28 March 2013

"Poder es servir, porque Dios es Amor"


Mass of the Lord’s Supper
Poder es servir, porque Dios es amor.”  “Power is serving, because God is love.”  These are the words of the hymn, “Pan de Vida,” a hymn that many of us have likely sung at some point in our lives because of its popularity.  Power is serving, because God is love.
Often times we have a backwards view of power.  We consider power to be the ability to rule over others, to make others do things, to make changes.  But this is not the reality of power.  Like so many things in our lives, Jesus reminds us that the reality is backwards from the way we see it.  It is the poor in spirit who are blessed, the meek who inherit the earth, the pure of heart who see God, the peacemakers who are the children of God.  The last is the first.  The Master is the Servant.  This is not just another view from a wise sage.  It is the way the world really works.  Granted, on this side of eternity it doesn’t seem to go that way.  The blessed ones seem to be the rich, the greedy inherit the earth, those who have darkness and filth in their hearts seem to have “divine” moments of ecstasy, the warmongers who are favored.  The last is the loser.  The Master rules.  But what is more real?  Heaven, which is eternal, or earth, which even now is passing away?  Who is more real?  The Creator, who brought all things into existence out of nothing, or the creature, who without the Creator doesn’t even exist?
Power is serving, because God is love.  One of the major events that we celebrate tonight is the institution of the priesthood.  Jesus, unfettered by social construct (as we see so many times in the Gospels), utterly free in the choices He made, chose twelve uneducated men to follow Him more closely than all others, even than His Immaculate Mother.  He chose one of them, Peter, to lead the others, to speak for the others.  Jesus gave to Peter, and then, after His resurrection, to the others, power to bind things on earth that would be bound in heaven, and to loose things on earth that would be loosed in heaven.  Jesus gave them the authority to teach in His Name, such that, as Jesus said, “He who hears you, hears me.”  Jesus gave them power.  But this power was not to rule over, but to serve under.
At the heart of priestly service is the ministry of the Sacraments, especially another Sacrament that was instituted tonight, the Sacrament of Sacraments, the Eucharist.  At the heart of the power that priests receive is the ability to act in Jesus’ Name and to feed His sheep with the “bread from heaven, having all sweetness within it.”  Along with the other Sacraments, priests are to convey God’s grace, His presence, His love, to the People that God has made His own by the new and eternal covenant, the shedding of the blood of the truly unblemished Lamb. 

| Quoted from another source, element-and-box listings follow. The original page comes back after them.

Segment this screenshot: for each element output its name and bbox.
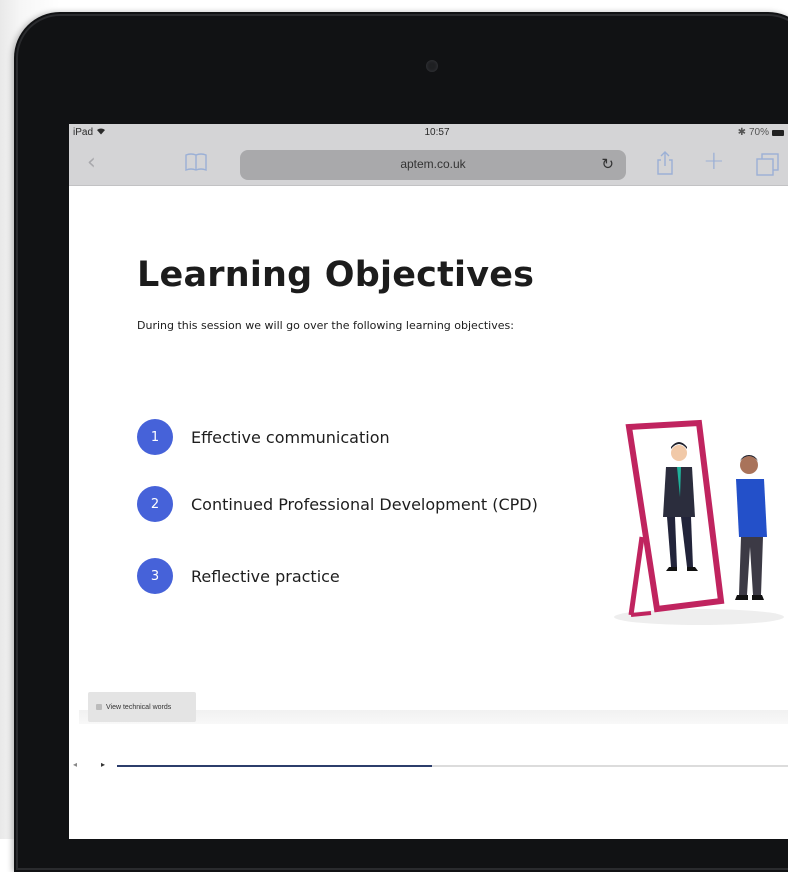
- objective-item: 3 Reflective practice: [137, 558, 340, 594]
- bluetooth-icon: ✱: [737, 127, 746, 138]
- address-bar[interactable]: aptem.co.uk ↻: [240, 150, 626, 180]
- url-text: aptem.co.uk: [400, 157, 466, 171]
- page-title: Learning Objectives: [137, 255, 535, 295]
- progress-track[interactable]: [117, 765, 788, 767]
- objective-label: Reflective practice: [191, 566, 340, 586]
- objective-number-badge: 1: [137, 419, 173, 455]
- safari-toolbar: ‹ aptem.co.uk ↻ +: [69, 142, 788, 186]
- previous-icon[interactable]: ◂: [73, 760, 77, 769]
- battery-icon: [772, 129, 784, 136]
- objective-number-badge: 2: [137, 486, 173, 522]
- status-time: 10:57: [424, 127, 450, 138]
- view-technical-words-label: View technical words: [106, 703, 172, 711]
- chevron-left-icon[interactable]: ‹: [87, 150, 96, 175]
- device-label: iPad: [73, 127, 94, 138]
- view-technical-words-button[interactable]: View technical words: [88, 692, 196, 722]
- status-right: ✱ 70%: [738, 127, 784, 138]
- page-content: Learning Objectives During this session …: [69, 187, 788, 839]
- play-icon[interactable]: ▸: [101, 760, 105, 769]
- objective-label: Continued Professional Development (CPD): [191, 494, 538, 514]
- status-bar: iPad 10:57 ✱ 70%: [69, 124, 788, 142]
- wifi-icon: [96, 127, 106, 138]
- objective-label: Effective communication: [191, 427, 390, 447]
- ipad-screen: iPad 10:57 ✱ 70% ‹ aptem.co.uk ↻ + Learn: [69, 124, 788, 839]
- status-left: iPad: [73, 127, 106, 138]
- front-camera: [426, 60, 438, 72]
- progress-fill: [117, 765, 433, 767]
- document-icon: [96, 704, 102, 710]
- reload-icon[interactable]: ↻: [601, 155, 614, 173]
- objective-item: 2 Continued Professional Development (CP…: [137, 486, 538, 522]
- objective-item: 1 Effective communication: [137, 419, 390, 455]
- mirror-illustration: [609, 417, 788, 637]
- page-subtitle: During this session we will go over the …: [137, 319, 514, 332]
- media-player: ◂ ▸: [69, 757, 788, 777]
- book-icon[interactable]: [184, 152, 208, 172]
- tabs-icon[interactable]: [755, 152, 781, 176]
- plus-icon[interactable]: +: [703, 146, 725, 176]
- share-icon[interactable]: [654, 150, 676, 176]
- battery-percent: 70%: [748, 127, 769, 138]
- objective-number-badge: 3: [137, 558, 173, 594]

Jesus also gave His apostles, his first priests, the power to continue His teaching.  This, too, is a power which is serving, as Jesus knew that questions would remain about what Jesus would actually do and say given new circumstances and situations.  Did Jesus really mean “eat my flesh and drink my blood” literally?  Was Jesus serious when he said that sins don’t begin with our actions, but with the desires of our hearts?  Jesus knew that people would struggle with this, and would even disagree, and that there would need to be a way of sorting out the true from the false, the divine wisdom from the wisdom of the world, and so He gave His apostles authority to teach authoritatively, from the Author, what He Himself would teach.
Jesus called his apostles, his first priests, to wash each other’s feet, to serve them, by communicating God’s grace, God’s word, and God’s love.  But there has been, throughout the millennia, a confusion about the power.  Some have neglected the words of the Letter to the Hebrews which says that no one takes the honor of the priesthood upon himself, and have instead demanded that, as a matter of equality, they be given the right to be priests so that they can have more power.  But the Church does not have that power, but can only do what Jesus did.  Some priests have forgotten throughout the history of the Church that the power of the priesthood is not a power to rule over and control, but a power to serve.

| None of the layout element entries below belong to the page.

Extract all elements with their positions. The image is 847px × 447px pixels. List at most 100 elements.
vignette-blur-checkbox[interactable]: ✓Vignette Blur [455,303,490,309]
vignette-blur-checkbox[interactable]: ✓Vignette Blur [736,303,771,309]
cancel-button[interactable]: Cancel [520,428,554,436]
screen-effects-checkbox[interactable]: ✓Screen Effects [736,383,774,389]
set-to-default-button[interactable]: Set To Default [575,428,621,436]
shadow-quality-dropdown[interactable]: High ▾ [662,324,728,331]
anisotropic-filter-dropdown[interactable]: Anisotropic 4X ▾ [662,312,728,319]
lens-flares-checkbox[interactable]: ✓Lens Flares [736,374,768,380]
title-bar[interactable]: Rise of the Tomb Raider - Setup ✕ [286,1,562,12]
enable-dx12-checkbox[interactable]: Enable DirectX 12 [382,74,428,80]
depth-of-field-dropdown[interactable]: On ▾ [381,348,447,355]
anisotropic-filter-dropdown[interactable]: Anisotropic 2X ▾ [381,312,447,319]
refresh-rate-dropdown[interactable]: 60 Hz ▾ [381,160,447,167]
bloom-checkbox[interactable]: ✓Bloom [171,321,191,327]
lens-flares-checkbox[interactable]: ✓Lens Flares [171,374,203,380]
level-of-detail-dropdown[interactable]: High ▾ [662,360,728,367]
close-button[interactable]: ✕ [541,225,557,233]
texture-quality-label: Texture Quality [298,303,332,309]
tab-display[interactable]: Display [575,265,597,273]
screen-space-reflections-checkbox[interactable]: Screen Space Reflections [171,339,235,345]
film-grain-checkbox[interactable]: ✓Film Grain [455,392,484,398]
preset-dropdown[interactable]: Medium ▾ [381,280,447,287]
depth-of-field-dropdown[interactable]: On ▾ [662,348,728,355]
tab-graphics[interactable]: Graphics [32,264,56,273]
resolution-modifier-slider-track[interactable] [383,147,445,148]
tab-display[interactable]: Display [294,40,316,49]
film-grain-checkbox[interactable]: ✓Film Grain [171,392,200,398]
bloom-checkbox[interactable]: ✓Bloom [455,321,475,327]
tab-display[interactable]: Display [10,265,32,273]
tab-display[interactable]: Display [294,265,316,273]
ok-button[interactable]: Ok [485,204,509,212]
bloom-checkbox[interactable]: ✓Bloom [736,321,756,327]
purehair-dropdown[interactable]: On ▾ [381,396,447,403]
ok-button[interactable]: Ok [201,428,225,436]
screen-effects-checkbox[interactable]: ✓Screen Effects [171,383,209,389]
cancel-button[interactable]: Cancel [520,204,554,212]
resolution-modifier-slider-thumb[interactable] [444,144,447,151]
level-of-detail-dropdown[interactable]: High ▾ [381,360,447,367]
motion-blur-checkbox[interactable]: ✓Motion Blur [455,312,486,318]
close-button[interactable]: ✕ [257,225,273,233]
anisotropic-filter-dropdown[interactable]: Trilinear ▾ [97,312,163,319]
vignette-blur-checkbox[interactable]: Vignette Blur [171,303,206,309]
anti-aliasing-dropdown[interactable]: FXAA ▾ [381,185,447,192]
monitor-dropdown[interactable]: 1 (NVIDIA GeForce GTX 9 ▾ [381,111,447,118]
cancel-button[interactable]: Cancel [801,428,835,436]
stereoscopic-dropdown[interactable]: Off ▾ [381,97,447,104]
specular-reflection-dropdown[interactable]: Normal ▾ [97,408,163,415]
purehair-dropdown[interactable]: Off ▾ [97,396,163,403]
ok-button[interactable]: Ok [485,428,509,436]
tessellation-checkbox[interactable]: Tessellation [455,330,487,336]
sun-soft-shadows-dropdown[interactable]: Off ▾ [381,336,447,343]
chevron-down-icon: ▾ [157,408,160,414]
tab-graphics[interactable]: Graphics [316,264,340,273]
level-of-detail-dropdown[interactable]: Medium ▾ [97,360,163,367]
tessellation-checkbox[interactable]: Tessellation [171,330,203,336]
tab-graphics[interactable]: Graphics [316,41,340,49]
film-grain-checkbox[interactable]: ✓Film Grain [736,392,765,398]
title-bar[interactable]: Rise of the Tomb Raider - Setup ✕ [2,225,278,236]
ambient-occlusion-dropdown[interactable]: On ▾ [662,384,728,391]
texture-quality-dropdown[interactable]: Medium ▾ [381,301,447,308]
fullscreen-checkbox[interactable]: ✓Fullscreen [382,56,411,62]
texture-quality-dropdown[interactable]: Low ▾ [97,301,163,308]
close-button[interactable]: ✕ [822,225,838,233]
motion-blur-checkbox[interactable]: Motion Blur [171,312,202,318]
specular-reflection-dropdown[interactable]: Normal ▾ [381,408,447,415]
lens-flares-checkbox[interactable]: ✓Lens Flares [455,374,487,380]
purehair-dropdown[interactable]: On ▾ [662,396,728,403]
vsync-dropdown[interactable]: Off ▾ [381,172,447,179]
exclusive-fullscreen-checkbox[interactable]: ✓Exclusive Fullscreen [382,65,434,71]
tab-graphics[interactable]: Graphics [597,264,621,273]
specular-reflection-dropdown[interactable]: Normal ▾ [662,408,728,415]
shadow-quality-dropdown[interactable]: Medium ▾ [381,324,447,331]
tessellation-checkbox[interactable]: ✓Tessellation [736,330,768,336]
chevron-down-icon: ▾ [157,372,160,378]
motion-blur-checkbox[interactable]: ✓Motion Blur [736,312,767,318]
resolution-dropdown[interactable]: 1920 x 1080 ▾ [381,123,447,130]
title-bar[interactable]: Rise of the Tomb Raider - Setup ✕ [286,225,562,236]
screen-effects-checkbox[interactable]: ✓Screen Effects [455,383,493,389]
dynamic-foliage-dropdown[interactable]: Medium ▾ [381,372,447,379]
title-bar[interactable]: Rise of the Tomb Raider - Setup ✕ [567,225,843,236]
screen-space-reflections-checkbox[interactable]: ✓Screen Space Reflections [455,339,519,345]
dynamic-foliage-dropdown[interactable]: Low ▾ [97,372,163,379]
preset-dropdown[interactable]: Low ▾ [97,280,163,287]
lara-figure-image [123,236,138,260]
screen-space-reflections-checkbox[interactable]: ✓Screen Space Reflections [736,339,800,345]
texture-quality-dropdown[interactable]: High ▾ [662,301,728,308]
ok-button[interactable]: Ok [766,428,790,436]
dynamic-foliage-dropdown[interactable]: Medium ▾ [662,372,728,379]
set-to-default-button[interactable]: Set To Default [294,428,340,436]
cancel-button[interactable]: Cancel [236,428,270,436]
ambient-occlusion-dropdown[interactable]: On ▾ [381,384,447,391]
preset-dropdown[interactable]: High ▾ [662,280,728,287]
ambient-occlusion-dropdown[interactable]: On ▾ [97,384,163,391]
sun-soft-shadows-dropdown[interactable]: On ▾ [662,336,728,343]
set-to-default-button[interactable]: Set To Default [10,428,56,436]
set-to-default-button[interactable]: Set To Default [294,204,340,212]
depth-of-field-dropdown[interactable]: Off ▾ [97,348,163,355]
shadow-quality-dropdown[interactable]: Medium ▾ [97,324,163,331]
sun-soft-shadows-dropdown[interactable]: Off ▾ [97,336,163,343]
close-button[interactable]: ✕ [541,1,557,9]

In my own priesthood, I have tried to use the power the Christ has entrusted to me to serve you by being available to celebrate the Sacraments, especially the Eucharist and Reconciliation, as well as by preaching the truth.  But I also admit that there have been times when I have fallen into the view of power which simply seeks to rule, and when I have not been truly a servant to you because my own sinfulness has gotten in the way.  For these times when I forgot that “power is serving because God is love,” I sincerely apologize and ask your forgiveness. 
Tonight, as we walk to St. Thomas in Eucharistic procession, we will be a powerful group.  Our numbers will not be simply a band of twelve moving to the Garden of Gethsemane, but will be much larger, moving with our Lord to the Garden of Adoration.  May our procession witness to the power of Christ over our own lives, and provide the power of service to others to know the God who is Love, and draw them in to a deeper relationship with Him.  “Power is serving because God is love.”